En revanche, A&O et ses homologues du cercle magique au Royaume-Uni disposent de vastes réseaux mondiaux, offrant aux clients une bien plus grande variété de travaux. Cela en a fait des guichets uniques pour de nombreuses entreprises, mais moins rentables que leurs homologues américains. Les partenaires de sociétés de Wall Street telles que Simpson Thacher et Davis Polk ont ​​remporté plus de 5 millions de dollars en moyenne l’année dernière, par exemple, tandis que les partenaires de la centrale de fusions et acquisitions Wachtell Lipton Rosen & Katz ont empoché plus de 7 millions de dollars. En revanche, les partenaires d’A&O ont remporté 1,95 million de livres sterling (2,4 millions de dollars) en moyenne l’année dernière.

Tony Williams, un consultant qui était associé directeur chez Clifford Chance lors de sa fusion avec la société américaine Rogers & Wells en 2000, a déclaré : « Le cercle magique a été remis en question au cours de la dernière décennie par la vigueur de l’économie américaine. . . Et le Brexit n’a pas aidé : la livre sterling est maintenant à 1,23 $.

Un ancien partenaire de haut rang d’A&O a déclaré: «Chaque entreprise de cercle magique cherche à entrer sur le marché américain depuis 30 ans, et une fusion a toujours été la voie la plus logique, mais c’est extrêmement difficile à faire. Les meilleures entreprises américaines ont toujours été beaucoup plus rentables, ce qui pour elles est synonyme d’excellence.

Il a ajouté: « Shearman a eu quelques difficultés au cours des dernières années, et tout à coup, ils étaient disponibles et il y a une opportunité pour un match. »

De grandes différences dans la rémunération des partenaires ont rendu difficile pour les entreprises britanniques d’être compétitives aux États-Unis, un problème aggravé par le raffermissement du dollar. En conséquence, sous Dejonghe, A&O a progressivement réduit sa structure de rémunération dite « lockstep », où les partenaires sont payés en fonction du temps passé, pour payer davantage les artistes vedettes.

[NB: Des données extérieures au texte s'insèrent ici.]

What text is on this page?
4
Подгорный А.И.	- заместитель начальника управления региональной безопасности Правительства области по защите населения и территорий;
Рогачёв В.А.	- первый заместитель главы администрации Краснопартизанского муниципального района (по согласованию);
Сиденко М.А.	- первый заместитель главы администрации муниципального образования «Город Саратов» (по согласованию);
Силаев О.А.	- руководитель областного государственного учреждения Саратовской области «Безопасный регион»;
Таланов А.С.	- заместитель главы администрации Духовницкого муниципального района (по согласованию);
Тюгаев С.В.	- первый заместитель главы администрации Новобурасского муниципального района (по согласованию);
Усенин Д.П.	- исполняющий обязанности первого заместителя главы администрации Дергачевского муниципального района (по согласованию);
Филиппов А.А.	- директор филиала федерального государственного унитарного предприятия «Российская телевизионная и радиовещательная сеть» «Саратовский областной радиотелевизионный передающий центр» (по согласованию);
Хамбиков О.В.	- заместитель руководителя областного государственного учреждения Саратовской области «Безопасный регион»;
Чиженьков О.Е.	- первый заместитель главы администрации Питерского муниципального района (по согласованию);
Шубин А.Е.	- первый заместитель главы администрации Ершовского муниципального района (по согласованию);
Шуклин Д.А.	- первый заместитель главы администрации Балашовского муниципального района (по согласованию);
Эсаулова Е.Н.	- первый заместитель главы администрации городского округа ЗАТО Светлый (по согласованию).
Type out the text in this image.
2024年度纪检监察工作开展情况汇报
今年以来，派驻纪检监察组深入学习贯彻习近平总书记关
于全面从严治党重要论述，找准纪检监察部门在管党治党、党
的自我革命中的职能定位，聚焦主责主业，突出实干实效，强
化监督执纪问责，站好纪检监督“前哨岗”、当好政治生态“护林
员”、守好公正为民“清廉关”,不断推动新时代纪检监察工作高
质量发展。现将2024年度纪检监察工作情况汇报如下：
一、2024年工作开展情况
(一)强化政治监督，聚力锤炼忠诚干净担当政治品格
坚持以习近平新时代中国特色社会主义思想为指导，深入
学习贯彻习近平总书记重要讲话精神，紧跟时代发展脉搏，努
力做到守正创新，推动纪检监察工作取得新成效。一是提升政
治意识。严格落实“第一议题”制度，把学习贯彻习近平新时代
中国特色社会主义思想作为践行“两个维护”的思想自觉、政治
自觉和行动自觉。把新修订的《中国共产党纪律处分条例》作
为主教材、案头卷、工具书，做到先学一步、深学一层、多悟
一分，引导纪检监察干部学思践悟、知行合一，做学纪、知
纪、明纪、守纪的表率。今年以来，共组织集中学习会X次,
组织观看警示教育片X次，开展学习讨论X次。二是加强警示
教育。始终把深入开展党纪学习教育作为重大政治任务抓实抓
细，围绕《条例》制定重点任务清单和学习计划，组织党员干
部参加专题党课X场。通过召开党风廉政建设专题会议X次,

Dejonghe, qu’un autre ancien associé a décrit comme « charismatique et entreprenant », n’est pas étranger aux fusions à l’étranger, où marier deux cultures différentes est essentiel au succès. L’avocat d’entreprise, qui a cinq fils, a rejoint A&O lorsqu’il s’est associé à une partie de Loeff Claeys Verbeke – un cabinet bruxellois dirigé par Dejonghe en tant qu’associé directeur.

Il a dit que la fusion Shearman est une « fusion d’égaux » de la même manière que cet accord. « Vous ne pouvez pas dire à vos futurs collègues, nous vous acquérons », a-t-il déclaré. « Ce n’est pas l’état d’esprit. . . Ça ne marche pas comme ça.

Devenir associé-gérant d’A&O signifiait quitter les rues pavées de la Belgique et ses nombreuses courses cyclistes. Dejonghe, qui se rend chaque jour au bureau d’A&O à Spitalfields, est un vétéran des événements amateurs, notamment l’Etape du Tour et le Tour des Flandres.

« Je me suis assis dans son sillage à monter et descendre des montagnes pendant de nombreuses années », a déclaré Morley. «Nous avions l’habitude de le taquiner en disant qu’il était bon sur le plat. . . Il rétorquait qu’en Belgique on roule toujours contre le vent. Nous plaisantions toujours les uns avec les autres; c’était une sorte de métaphore de la façon dont nous travaillions ensemble.

« Pour être honnête, les collines ne sont pas mes préférées », a concédé Dejonghe. « Donnez-moi le Tour des Flandres à tout moment. »

L’accord Shearman qui l’attend est susceptible d’être un défi d’un genre très différent, et potentiellement l’apogée de ses 15 années au sommet. Mais Dejonghe est optimiste : « J’ai toujours eu un état d’esprit avant-gardiste. Je suis probablement un peu plus optimiste que certains avocats.